Donnerstag, 18. April 2024

Archiv

Schattenbericht Armut
Wenn der Job nicht zum Leben reicht

Der Anteil der Working Poor an den Erwerbstätigen stieg in den letzten zehn Jahren von 4,8 auf 9,6 Prozent. Das ermittelte die Nationale Armutskonferenz - ein Zusammenschluss von mehr als 15 Verbänden und Organisationen - in ihrem "Schattenbericht Armut". Zentrale Forderung: eine höhere Grundsicherung.

Von Volker Finthammer | 17.10.2018
    Ein Mann mit einem Kind auf dem Arm und einem an der Hand wirft einen Schatten auf eine mit bunten Handabdrücken bemalte Wand einer Kindertagesstätte.
    Alleinerziehende und ihre Kinder sind in Deutschland nach wie vor überdurchschnittlich stark von Armut bedroht. (Peter Kneffel/dpa )
    Das Besondere an der Nationalen Armutskonferenz ist nicht nur der Zusammenschluss von mehr als 15 Verbänden und Organisationen, die gemeinsam die Armutsentwicklung in Deutschland bekämpfen wollen, sondern das hier auch versucht wird, den von Armut Betroffen eine Stimme zu geben.

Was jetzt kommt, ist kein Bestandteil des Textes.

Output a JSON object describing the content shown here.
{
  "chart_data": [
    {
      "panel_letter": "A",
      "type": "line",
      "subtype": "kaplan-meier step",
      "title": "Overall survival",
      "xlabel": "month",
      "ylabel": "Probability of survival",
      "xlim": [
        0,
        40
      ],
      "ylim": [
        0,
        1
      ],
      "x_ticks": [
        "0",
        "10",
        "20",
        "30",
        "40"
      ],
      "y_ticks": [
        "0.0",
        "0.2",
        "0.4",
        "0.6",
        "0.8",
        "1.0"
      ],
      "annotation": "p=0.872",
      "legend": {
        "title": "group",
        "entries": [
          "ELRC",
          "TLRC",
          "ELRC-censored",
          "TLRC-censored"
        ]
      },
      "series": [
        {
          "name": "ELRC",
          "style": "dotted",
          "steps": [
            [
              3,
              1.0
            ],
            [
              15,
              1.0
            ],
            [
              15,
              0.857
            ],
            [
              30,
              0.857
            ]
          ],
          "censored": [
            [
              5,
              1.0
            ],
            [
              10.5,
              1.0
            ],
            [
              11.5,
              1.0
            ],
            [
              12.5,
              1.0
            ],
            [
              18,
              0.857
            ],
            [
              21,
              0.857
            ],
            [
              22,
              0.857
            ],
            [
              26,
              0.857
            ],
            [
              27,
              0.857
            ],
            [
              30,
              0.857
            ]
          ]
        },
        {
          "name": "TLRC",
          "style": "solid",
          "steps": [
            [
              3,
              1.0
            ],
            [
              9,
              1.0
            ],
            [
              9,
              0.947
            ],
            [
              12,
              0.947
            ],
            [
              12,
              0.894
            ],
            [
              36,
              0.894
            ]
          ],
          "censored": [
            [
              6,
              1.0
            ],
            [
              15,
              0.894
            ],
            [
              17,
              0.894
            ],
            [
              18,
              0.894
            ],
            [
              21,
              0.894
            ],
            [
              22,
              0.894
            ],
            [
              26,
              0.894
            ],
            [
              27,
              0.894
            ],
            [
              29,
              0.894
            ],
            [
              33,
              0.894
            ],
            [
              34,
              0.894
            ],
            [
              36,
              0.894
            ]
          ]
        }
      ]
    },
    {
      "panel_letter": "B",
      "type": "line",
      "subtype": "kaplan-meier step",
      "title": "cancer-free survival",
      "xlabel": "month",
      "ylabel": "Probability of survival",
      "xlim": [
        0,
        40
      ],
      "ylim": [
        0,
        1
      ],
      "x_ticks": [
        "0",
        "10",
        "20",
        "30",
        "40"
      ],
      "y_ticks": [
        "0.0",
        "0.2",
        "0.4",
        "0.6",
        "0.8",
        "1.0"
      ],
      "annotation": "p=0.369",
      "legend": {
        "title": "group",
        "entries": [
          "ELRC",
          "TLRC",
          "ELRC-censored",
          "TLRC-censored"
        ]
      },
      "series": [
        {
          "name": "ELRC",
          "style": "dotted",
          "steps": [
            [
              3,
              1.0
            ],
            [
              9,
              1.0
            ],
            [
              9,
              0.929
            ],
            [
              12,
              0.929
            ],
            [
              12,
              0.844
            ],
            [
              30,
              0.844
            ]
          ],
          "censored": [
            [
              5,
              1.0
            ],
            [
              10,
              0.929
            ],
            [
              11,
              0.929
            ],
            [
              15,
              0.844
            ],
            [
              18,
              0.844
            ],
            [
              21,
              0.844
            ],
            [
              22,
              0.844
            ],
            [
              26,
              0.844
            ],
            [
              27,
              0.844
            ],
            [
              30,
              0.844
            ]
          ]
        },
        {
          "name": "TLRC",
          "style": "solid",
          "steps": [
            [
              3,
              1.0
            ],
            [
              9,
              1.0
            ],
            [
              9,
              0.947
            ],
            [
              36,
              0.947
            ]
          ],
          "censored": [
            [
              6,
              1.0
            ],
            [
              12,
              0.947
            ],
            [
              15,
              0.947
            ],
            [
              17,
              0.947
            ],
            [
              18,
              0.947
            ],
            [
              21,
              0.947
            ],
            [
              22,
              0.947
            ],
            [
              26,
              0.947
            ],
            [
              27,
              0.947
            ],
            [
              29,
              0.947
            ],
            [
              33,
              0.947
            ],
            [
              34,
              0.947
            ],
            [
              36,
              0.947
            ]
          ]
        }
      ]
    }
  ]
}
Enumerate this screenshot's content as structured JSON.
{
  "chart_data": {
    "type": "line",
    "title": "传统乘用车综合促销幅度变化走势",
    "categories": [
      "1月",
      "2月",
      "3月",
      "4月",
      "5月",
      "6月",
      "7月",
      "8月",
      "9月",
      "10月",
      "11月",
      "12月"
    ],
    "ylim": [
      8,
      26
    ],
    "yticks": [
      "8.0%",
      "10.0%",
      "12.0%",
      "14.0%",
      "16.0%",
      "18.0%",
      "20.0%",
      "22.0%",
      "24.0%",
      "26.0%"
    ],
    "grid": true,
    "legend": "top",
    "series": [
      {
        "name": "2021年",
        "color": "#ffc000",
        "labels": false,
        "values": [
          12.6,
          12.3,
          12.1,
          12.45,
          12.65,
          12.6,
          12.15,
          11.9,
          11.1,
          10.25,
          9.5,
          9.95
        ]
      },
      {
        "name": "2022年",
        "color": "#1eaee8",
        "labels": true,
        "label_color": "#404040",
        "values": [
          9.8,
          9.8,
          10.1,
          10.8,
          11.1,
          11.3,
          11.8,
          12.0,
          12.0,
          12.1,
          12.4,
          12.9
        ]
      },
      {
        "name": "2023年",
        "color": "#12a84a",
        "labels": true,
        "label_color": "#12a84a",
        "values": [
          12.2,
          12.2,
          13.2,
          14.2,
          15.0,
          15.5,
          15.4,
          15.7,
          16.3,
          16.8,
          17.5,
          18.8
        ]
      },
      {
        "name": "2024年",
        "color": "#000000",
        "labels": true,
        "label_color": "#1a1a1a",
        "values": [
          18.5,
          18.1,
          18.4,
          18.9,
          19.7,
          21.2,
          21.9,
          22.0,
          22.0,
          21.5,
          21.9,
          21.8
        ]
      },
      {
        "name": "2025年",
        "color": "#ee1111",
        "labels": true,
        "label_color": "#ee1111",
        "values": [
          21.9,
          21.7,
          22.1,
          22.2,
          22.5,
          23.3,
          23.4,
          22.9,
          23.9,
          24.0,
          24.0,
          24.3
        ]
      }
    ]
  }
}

So sagte Erika Biehn, die Vorsitzende des Verbandes Alleinerziehender Mütter und Väter, die selbst auf ergänzende Sozialhilfe angewiesen ist, zu der heute erneuerten Forderung nach höheren Regelsätzen in der Grundsicherung:
    "Aus eigener Erfahrung kann ich sagen: Für kurze Zeit kann man davon vielleicht tatsächlich leben. Aber wenn man über lange Zeit von dem wenigen Geld leben muss, dann fällt das immer schwerer. Insbesondere mit den Mieten ist das noch mal ein zusätzliches Problem."
    16,2 Prozent der Menschen in Deutschland sind von Armut betroffen. Ein Wert, der kaum noch bestritten wird, doch die Armutskonferenz beklagt, dass die Bekämpfung der Armut von der Bundesregierung nach wie vor sträflich vernachlässigt wird. Zwar geht die Arbeitslosigkeit seit Jahren zurück, aber gleichzeitig steigen die prekären Beschäftigungsverhältnisse und der Niedriglohnbereich, betont Barbara Eschen, die Sprecherin der nationalen Armutskonferenz.
    "In Deutschland hat sich die Erwerbsarmut in den letzten zehn Jahren verdoppelt. Der Anteil der Working Poor an allen Erwerbstätigen stieg von 4,8 auf 9,6 Prozent."
    Prekär Beschäftigte sind schneller von Armut betroffen
    Aber prekär Beschäftigte sind auch - anders als regulär Beschäftigte - schneller von Armut bedroht. Deshalb müssten unsichere Jobs in sichere umgewandelt werden. Daneben fordert die Armutskonferenz einen höheren Mindestlohn und höhere Regelsätze in der Grundsicherung. Vor allem für Kinder und Jugendliche müsse mehr getan werden.
    "Wir brauchen eine Grundsicherung für alle Kinder, die dafür sorgt, dass Kinder aus Hartz IV komplett rauskommen. Dass der Familienausgleich so gesichert ist, dass gar kein Kind mehr irgendwie in Hartz IV auftaucht."
    Mit der geplanten Kindergelderhöhung und den Steuerfreibeträgen sei da nichts gewonnen.
    Als dramatisch beschreibt der Schattenbericht auch die Entwicklung auf dem Wohnungsmarkt. Nicht nur die 860.000 Wohnungslosen in Deutschland würden deutlich machen, dass bezahlbarer Wohnraum fehle, sagte die stellvertretende Sprecherin Werena Rosenke. Seit 1990 sei der Bestand an Sozialwohnungen um gut 60 Prozent gesunken und allein in den kommenden beiden Jahren würden 170.000 weitere Wohnungen aus der Sozialbindung fallen.
    "Die nationale Armutskonferenz fordert daher den Bau von 400.000 Wohnungen pro Jahr, davon mindestens 150.000 preiswerte Wohnungen und Sozialwohnungen."
    Außerdem sollten die Sozialwohnungen dauerhaft der Preisbindung unterliegen. Und nicht zuletzt müssten in der Grundsicherung angemessene Wohnkosten ermittelt und Preisentwicklungen dauerhaft berücksichtigt werden.